Je suis encore sous l’impression que je suis en train de discuter avec une collègue. Mais il s’avère très vite que c’est le bureau du tourisme. J’explique à la dame mon souhait, mais elle se contente d’abord de réciter son discours. D'abord, je dois m’inscrire dans un livre – avec mon numéro de passeport et des suggestions d’amélioration pour Huamagucho, puis elle revient avec une quantité de brochures et raconte tout ce qu’il y a à vivre dans le coin. Des inkaruines, une station thermale jusqu’à un musée dans la ville. Je veux également partir tôt aujourd’hui, pour ne pas être pris dans la pluie de l’après-midi, et j’essaie de plusieurs fois d’interrompre poliment son discours, mais il n’y a pas de bouton d’arrêt. Je m’exerce donc à la patience.
Lorsque j’ai exprimé mon désir, elle prend son téléphone et me dit qu’elle va appeler son compagnon, qui s’y connaît. J’ai ma carte d’assurance avec moi, mais j’ai oublié mes lunettes et retourne rapidement les chercher à l’hostel.
La description du compagnon est telle que je décide de rester sur la 3N pour 70 km et de me réorienter par la suite.
Le petit-déjeuner je l'ai dans un petit café. Un toast vegan avec des garnitures saines, un jus de fruit frais d’ananas et un café con leche.
Alors
que je fais mes bagages, j’entends dehors des trompettes et des percussions, mais je n’y prête pas encore trop attention, car cela arrive souvent. Il y a toujours une raison de célébrer quelque chose. Cependant, quand je prépare le scooters, je regarde brièvement hors de la porte et vois une parade avec de nombreuses motos-taxis colorées accrochées à des ballons.

La ville est mise à l’arrêt, les rues de sortie sont barricadées. Enfin, j’ai l’occasion de photographier ces trois roues avec cabine de passagers en masse. Mais il y a aussi des motos trois roues avec plateau de chargement. Font-elles aussi partie de l’association de taxis ? Je les ai souvent vues avec de nombreux passagers emmenés travailler à la campagne. J’ai toujours pensé qu’il s’agissait d’un véhicule propre.

Je fais bien sûr encore des photos de ce spectacle coloré, puis je termine de préparer mes affaires et je veux y aller. Mon hôte se tient dans l’allée et regarde l’agitation. Lorsqu’il me voit, il me fait signe d’attendre jusqu’à ce que le convoi soit passé. Je compte jusqu'à 10 et m’approche lentement de lui. Il se retourne, comprend mon impatience et ouvre la grande porte. Je passe devant la file, mais je me rends vite compte que les barrières sont sur ma route. Je m’arrête. Dois-je commettre une infraction et me faufiler sous la banderole ou attendre encore ? Je décide de faire le premier choix et un passant tient la banderole pour moi. Très courtois.

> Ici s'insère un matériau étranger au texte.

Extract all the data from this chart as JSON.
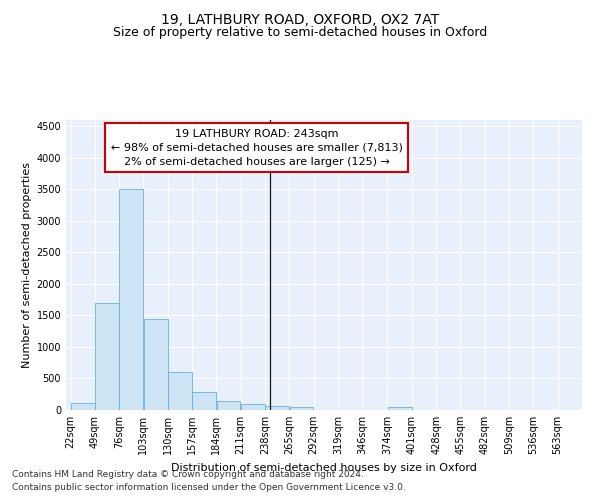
{
  "title_line1": "19, LATHBURY ROAD, OXFORD, OX2 7AT",
  "title_line2": "Size of property relative to semi-detached houses in Oxford",
  "xlabel": "Distribution of semi-detached houses by size in Oxford",
  "ylabel": "Number of semi-detached properties",
  "footnote1": "Contains HM Land Registry data © Crown copyright and database right 2024.",
  "footnote2": "Contains public sector information licensed under the Open Government Licence v3.0.",
  "annotation_line1": "19 LATHBURY ROAD: 243sqm",
  "annotation_line2": "← 98% of semi-detached houses are smaller (7,813)",
  "annotation_line3": "2% of semi-detached houses are larger (125) →",
  "bar_edges": [
    22,
    49,
    76,
    103,
    130,
    157,
    184,
    211,
    238,
    265,
    292,
    319,
    346,
    374,
    401,
    428,
    455,
    482,
    509,
    536,
    563
  ],
  "bar_heights": [
    110,
    1700,
    3500,
    1440,
    610,
    280,
    150,
    100,
    65,
    50,
    0,
    0,
    0,
    40,
    0,
    0,
    0,
    0,
    0,
    0
  ],
  "property_size": 243,
  "bar_color": "#cde4f5",
  "bar_edgecolor": "#6ab0d8",
  "vline_color": "#1a1a1a",
  "annotation_box_edgecolor": "#cc0000",
  "annotation_box_facecolor": "#ffffff",
  "ylim": [
    0,
    4600
  ],
  "yticks": [
    0,
    500,
    1000,
    1500,
    2000,
    2500,
    3000,
    3500,
    4000,
    4500
  ],
  "bg_color": "#e8f0fc",
  "grid_color": "#ffffff",
  "title_fontsize": 10,
  "subtitle_fontsize": 9,
  "axis_label_fontsize": 8,
  "tick_fontsize": 7,
  "annotation_fontsize": 8,
  "footnote_fontsize": 6.5
}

Ensuite, il y a un embouteillage sur une route assez raide, le scooteur monte la colline avec aisance, je passe à côté et m’étonne qu’il n’y ait pas de circulation en sens inverse jusqu'à ce que j’atteigne la cause. Un pelleteuse surdimensionnée et un camion doivent passer l’un à côté de l’autre sur cette route étroite avec un caniveau profond. C’est un travail millimétrique et cela constitue un défi particulier pour le chauffeur de pelle de ne pas se coincer avec sa roue avant droite dans le caniveau. J’attends patiemment que cela reprenne, mais je ne peux pas dépasser le camion, car la voie inverse est occupée. Puis ça y est. Je passe aisément par-dessus ces maudits bosses, mais l’embouteillage ne se dissipera pas rapidement, car d’autres camions doivent également passer ce blocage avec difficulté. En attendant, ils respirent bruyamment, je remarque de jeunes parents avec une poussette, qui doivent se frayer un chemin à travers cette odeur nauséabonde sur le trottoir étroit. Nous sommes bien gâtés en Allemagne.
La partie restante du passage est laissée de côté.